Here is an example of how to use the struct.
\begin{lstlisting}
Kokkos::InitArguments args;
// 8 (CPU) threads per NUMA region
args.num_threads = 8;
// 2 (CPU) NUMA regions per process
args.num_numa = 2;
// If Kokkos was built with CUDA enabled,
// use the GPU with device ID 1.
args.device_id = 1;
Kokkos::initialize(args);
\end{lstlisting}
\section{Initializing non-default execution spaces}\label{S:init:specific}
Instead of calling the generic initialization, one can call initialization for each execution space on its own.
If the associated host execution space of an execution space is not identical to the latter, it has to be initialized first.

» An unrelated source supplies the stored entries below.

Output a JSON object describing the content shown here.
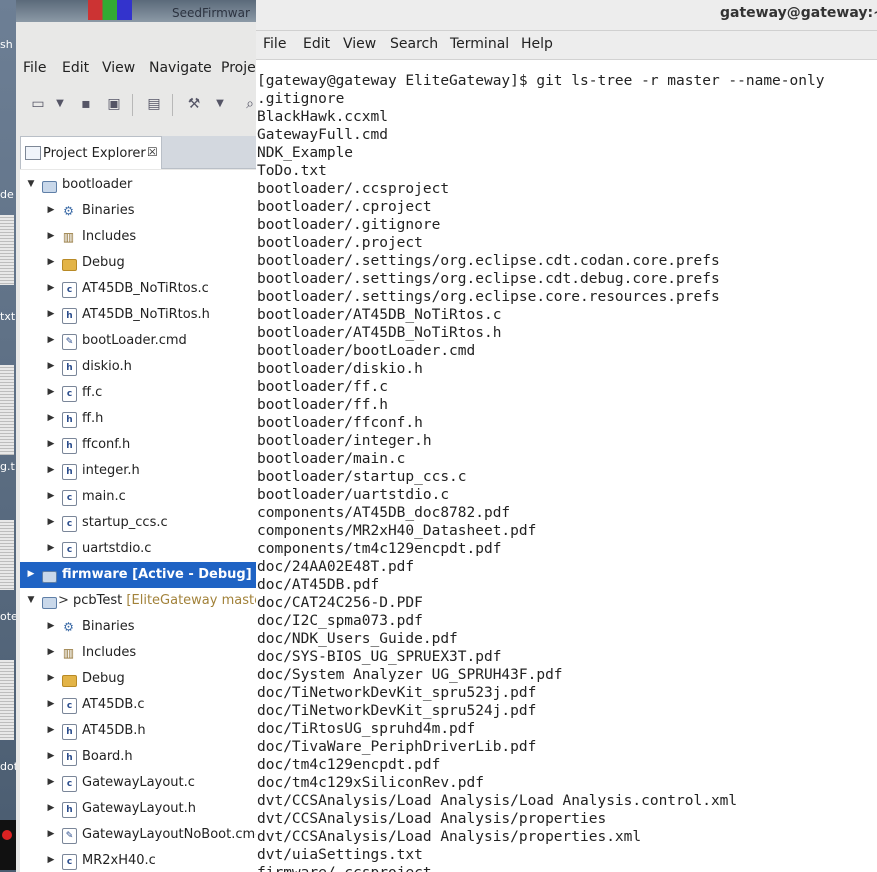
{
  "desktop": {
    "fragments": [
      "sh",
      "de",
      "txt",
      "g.t",
      "ote",
      "dot"
    ]
  },
  "eclipse": {
    "title_fragment": "SeedFirmwar",
    "menu": [
      "File",
      "Edit",
      "View",
      "Navigate",
      "Proje"
    ],
    "project_explorer_tab": "Project Explorer",
    "tab_close_glyph": "☒",
    "tree": [
      {
        "depth": 0,
        "expanded": true,
        "icon": "project",
        "label": "bootloader"
      },
      {
        "depth": 1,
        "expanded": false,
        "icon": "binaries",
        "label": "Binaries"
      },
      {
        "depth": 1,
        "expanded": false,
        "icon": "includes",
        "label": "Includes"
      },
      {
        "depth": 1,
        "expanded": false,
        "icon": "folder",
        "label": "Debug"
      },
      {
        "depth": 1,
        "expanded": false,
        "icon": "c-file",
        "label": "AT45DB_NoTiRtos.c"
      },
      {
        "depth": 1,
        "expanded": false,
        "icon": "h-file",
        "label": "AT45DB_NoTiRtos.h"
      },
      {
        "depth": 1,
        "expanded": false,
        "icon": "cmd-file",
        "label": "bootLoader.cmd"
      },
      {
        "depth": 1,
        "expanded": false,
        "icon": "h-file",
        "label": "diskio.h"
      },
      {
        "depth": 1,
        "expanded": false,
        "icon": "c-file",
        "label": "ff.c"
      },
      {
        "depth": 1,
        "expanded": false,
        "icon": "h-file",
        "label": "ff.h"
      },
      {
        "depth": 1,
        "expanded": false,
        "icon": "h-file",
        "label": "ffconf.h"
      },
      {
        "depth": 1,
        "expanded": false,
        "icon": "h-file",
        "label": "integer.h"
      },
      {
        "depth": 1,
        "expanded": false,
        "icon": "c-file",
        "label": "main.c"
      },
      {
        "depth": 1,
        "expanded": false,
        "icon": "c-file",
        "label": "startup_ccs.c"
      },
      {
        "depth": 1,
        "expanded": false,
        "icon": "c-file",
        "label": "uartstdio.c"
      },
      {
        "depth": 0,
        "expanded": false,
        "icon": "project",
        "label": "firmware",
        "decoration": "[Active - Debug]",
        "selected": true
      },
      {
        "depth": 0,
        "expanded": true,
        "icon": "project-git",
        "prefix": "> ",
        "label": "pcbTest",
        "decoration": "[EliteGateway maste"
      },
      {
        "depth": 1,
        "expanded": false,
        "icon": "binaries",
        "label": "Binaries"
      },
      {
        "depth": 1,
        "expanded": false,
        "icon": "includes",
        "label": "Includes"
      },
      {
        "depth": 1,
        "expanded": false,
        "icon": "folder",
        "label": "Debug"
      },
      {
        "depth": 1,
        "expanded": false,
        "icon": "c-file",
        "label": "AT45DB.c"
      },
      {
        "depth": 1,
        "expanded": false,
        "icon": "h-file",
        "label": "AT45DB.h"
      },
      {
        "depth": 1,
        "expanded": false,
        "icon": "h-file",
        "label": "Board.h"
      },
      {
        "depth": 1,
        "expanded": false,
        "icon": "c-file",
        "label": "GatewayLayout.c"
      },
      {
        "depth": 1,
        "expanded": false,
        "icon": "h-file",
        "label": "GatewayLayout.h"
      },
      {
        "depth": 1,
        "expanded": false,
        "icon": "cmd-file",
        "label": "GatewayLayoutNoBoot.cmd"
      },
      {
        "depth": 1,
        "expanded": false,
        "icon": "c-file",
        "label": "MR2xH40.c"
      }
    ]
  },
  "terminal": {
    "title": "gateway@gateway:~/El",
    "menu": [
      "File",
      "Edit",
      "View",
      "Search",
      "Terminal",
      "Help"
    ],
    "lines": [
      "[gateway@gateway EliteGateway]$ git ls-tree -r master --name-only",
      ".gitignore",
      "BlackHawk.ccxml",
      "GatewayFull.cmd",
      "NDK_Example",
      "ToDo.txt",
      "bootloader/.ccsproject",
      "bootloader/.cproject",
      "bootloader/.gitignore",
      "bootloader/.project",
      "bootloader/.settings/org.eclipse.cdt.codan.core.prefs",
      "bootloader/.settings/org.eclipse.cdt.debug.core.prefs",
      "bootloader/.settings/org.eclipse.core.resources.prefs",
      "bootloader/AT45DB_NoTiRtos.c",
      "bootloader/AT45DB_NoTiRtos.h",
      "bootloader/bootLoader.cmd",
      "bootloader/diskio.h",
      "bootloader/ff.c",
      "bootloader/ff.h",
      "bootloader/ffconf.h",
      "bootloader/integer.h",
      "bootloader/main.c",
      "bootloader/startup_ccs.c",
      "bootloader/uartstdio.c",
      "components/AT45DB_doc8782.pdf",
      "components/MR2xH40_Datasheet.pdf",
      "components/tm4c129encpdt.pdf",
      "doc/24AA02E48T.pdf",
      "doc/AT45DB.pdf",
      "doc/CAT24C256-D.PDF",
      "doc/I2C_spma073.pdf",
      "doc/NDK_Users_Guide.pdf",
      "doc/SYS-BIOS_UG_SPRUEX3T.pdf",
      "doc/System Analyzer UG_SPRUH43F.pdf",
      "doc/TiNetworkDevKit_spru523j.pdf",
      "doc/TiNetworkDevKit_spru524j.pdf",
      "doc/TiRtosUG_spruhd4m.pdf",
      "doc/TivaWare_PeriphDriverLib.pdf",
      "doc/tm4c129encpdt.pdf",
      "doc/tm4c129xSiliconRev.pdf",
      "dvt/CCSAnalysis/Load Analysis/Load Analysis.control.xml",
      "dvt/CCSAnalysis/Load Analysis/properties",
      "dvt/CCSAnalysis/Load Analysis/properties.xml",
      "dvt/uiaSettings.txt",
      "firmware/.ccsproject"
    ]
  }
}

For example when compiling with support for pthreads and Cuda, \lstinline|Kokkos::Threads| has to be initialized before \lstinline|Kokkos::Cuda|.
The initialization calls take different arguments for each of the execution spaces.
If you want to initialize an execution space other than those that Kokkos initializes by default,
you \emph{must} initialize it explicitly in code, by calling its \lstinline!initialize()! method and passing it the appropriate arguments.
Furthermore, if the associated host execution space of an execution space is not identical to the latter, the host execution space must be initialized first.
For example, if you have set the default execution space to \lstinline!Kokkos::Serial!,
but want to use \lstinline!Kokkos::Cuda! and \lstinline!Kokkos::OpenMP!,
you must initialize \lstinline!Kokkos::OpenMP! before \lstinline!Kokkos::Cuda!.
The initialization calls take different arguments for each of the execution spaces.
We do \emph{not} recommend initializing multiple host execution spaces,
because the different spaces may fight over threads or other hardware resources.
This may have a big effect on performance.
The only exception is the \lstinline!Serial! execution space.
You may safely initialize \lstinline!Serial! along with another host execution space.
\section{Finalization}\label{S:init:finalize}
At the end of each program Kokkos needs to be shut down in order to free resources.
Do this by calling \lstinline!Kokkos::finalize()!.
You may wish to set this to be called automatically at program exit,
either by setting an \lstinline!atexit! hook
or by attaching the function to \lstinline!MPI_COMM_SELF!,
so that it is called automatically at \lstinline!MPI_Finalize!.